On 28 October 2011, Bradshaw signed with the Southland Sharks for the 2012 New Zealand NBL season. He appeared in all 16 games for the Sharks in 2012, averaging 17.1 points, 5.4 rebounds and 1.1 assists per game.

==National team career==
Bradshaw represented New Zealand with the Tall Blacks at the 2004 Summer Olympics, 2005 FIBA Oceania Championship, 2006 FIBA World Championship, 2007 FIBA Oceania Championship, 2008 Summer Olympics, and the 2010 FIBA World Championship. Bradshaw put his name up in bright lights in 2006 when he scored 25 points to help lead the Tall Blacks to their first away win over Australia.

==Personal life==
In 2012, Bradshaw married Felicity Kenny. The couple have one daughter together.

Bradshaw has an entrepreneurship degree and set up his own travel management company, New Zealand Specialty Tours, which specialises in developing custom-built itineraries for visitors to New Zealand.

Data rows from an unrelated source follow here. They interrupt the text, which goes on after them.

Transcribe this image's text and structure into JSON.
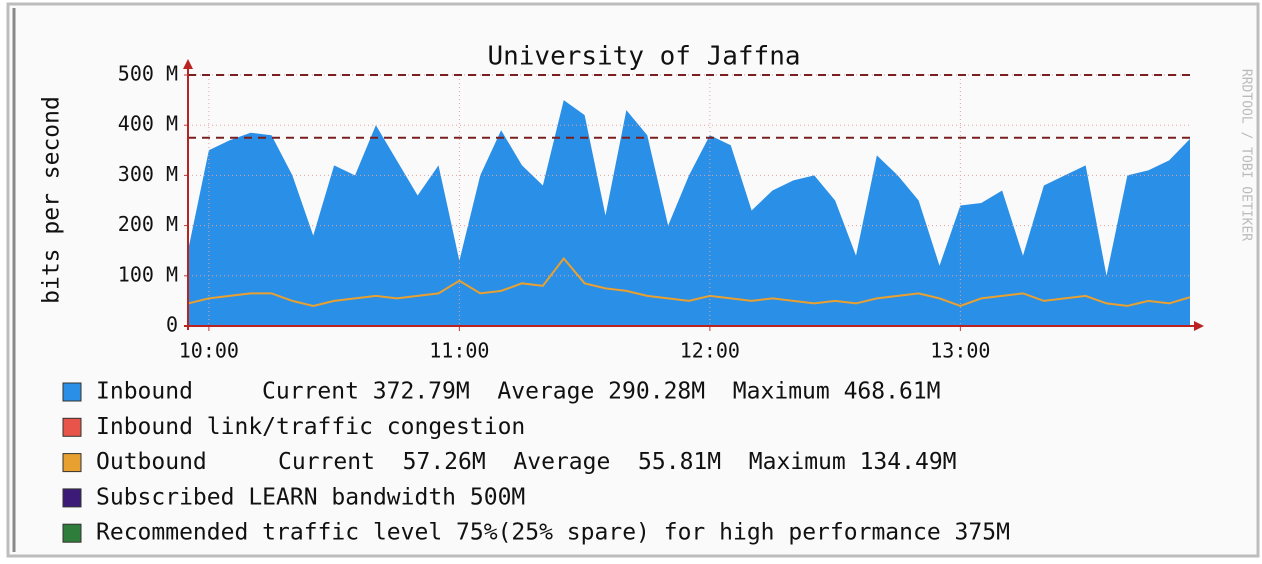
{
  "chart_data": {
    "type": "area",
    "title": "University of Jaffna",
    "y_label": "bits per second",
    "watermark": "RRDTOOL / TOBI OETIKER",
    "x": [
      595,
      600,
      605,
      610,
      615,
      620,
      625,
      630,
      635,
      640,
      645,
      650,
      655,
      660,
      665,
      670,
      675,
      680,
      685,
      690,
      695,
      700,
      705,
      710,
      715,
      720,
      725,
      730,
      735,
      740,
      745,
      750,
      755,
      760,
      765,
      770,
      775,
      780,
      785,
      790,
      795,
      800,
      805,
      810,
      815,
      820,
      825,
      830,
      835
    ],
    "series": [
      {
        "name": "Inbound",
        "stats": "Current 372.79M  Average 290.28M  Maximum 468.61M",
        "color": "#2a8fe6",
        "values": [
          150,
          350,
          370,
          385,
          380,
          300,
          180,
          320,
          300,
          400,
          330,
          260,
          320,
          130,
          300,
          390,
          320,
          280,
          450,
          420,
          220,
          430,
          380,
          200,
          300,
          380,
          360,
          230,
          270,
          290,
          300,
          250,
          140,
          340,
          300,
          250,
          120,
          240,
          245,
          270,
          140,
          280,
          300,
          320,
          100,
          300,
          310,
          330,
          372.79
        ]
      },
      {
        "name": "Outbound",
        "stats": "Current  57.26M  Average  55.81M  Maximum 134.49M",
        "color": "#e8a030",
        "values": [
          45,
          55,
          60,
          65,
          65,
          50,
          40,
          50,
          55,
          60,
          55,
          60,
          65,
          90,
          65,
          70,
          85,
          80,
          134.49,
          85,
          75,
          70,
          60,
          55,
          50,
          60,
          55,
          50,
          55,
          50,
          45,
          50,
          45,
          55,
          60,
          65,
          55,
          40,
          55,
          60,
          65,
          50,
          55,
          60,
          45,
          40,
          50,
          45,
          57.26
        ]
      }
    ],
    "congestion": {
      "name": "Inbound link/traffic congestion",
      "color": "#e8534a"
    },
    "thresholds": [
      {
        "value": 500,
        "name": "Subscribed LEARN bandwidth 500M",
        "color": "#3c1a78"
      },
      {
        "value": 375,
        "name": "Recommended traffic level 75%(25% spare) for high performance 375M",
        "color": "#2e7d3a"
      }
    ],
    "xlim": [
      595,
      835
    ],
    "xticks": [
      {
        "value": 600,
        "label": "10:00"
      },
      {
        "value": 660,
        "label": "11:00"
      },
      {
        "value": 720,
        "label": "12:00"
      },
      {
        "value": 780,
        "label": "13:00"
      }
    ],
    "ylim": [
      0,
      500
    ],
    "yticks": [
      0,
      {
        "value": 100,
        "label": "100 M"
      },
      {
        "value": 200,
        "label": "200 M"
      },
      {
        "value": 300,
        "label": "300 M"
      },
      {
        "value": 400,
        "label": "400 M"
      },
      {
        "value": 500,
        "label": "500 M"
      }
    ],
    "grid": true
  }
}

In October 2016, Bradshaw was ordered to pay a $750 emotional harm fee after he was convicted of kicking a bouncer in the head at a Queenstown bar on 13 June 2014. He was sentenced on one charge of assault with intent to injure and, as well as the emotional harm payment, was ordered to pay a $500 fine along with courts costs. In March 2017, he had an appeal against his assault conviction thrown out. Bradshaw appealed against a conviction of assault with intent to injure, based on "undue delay" in the court process, errors in the way the trial proceeded and the refusal of a discharge without conviction.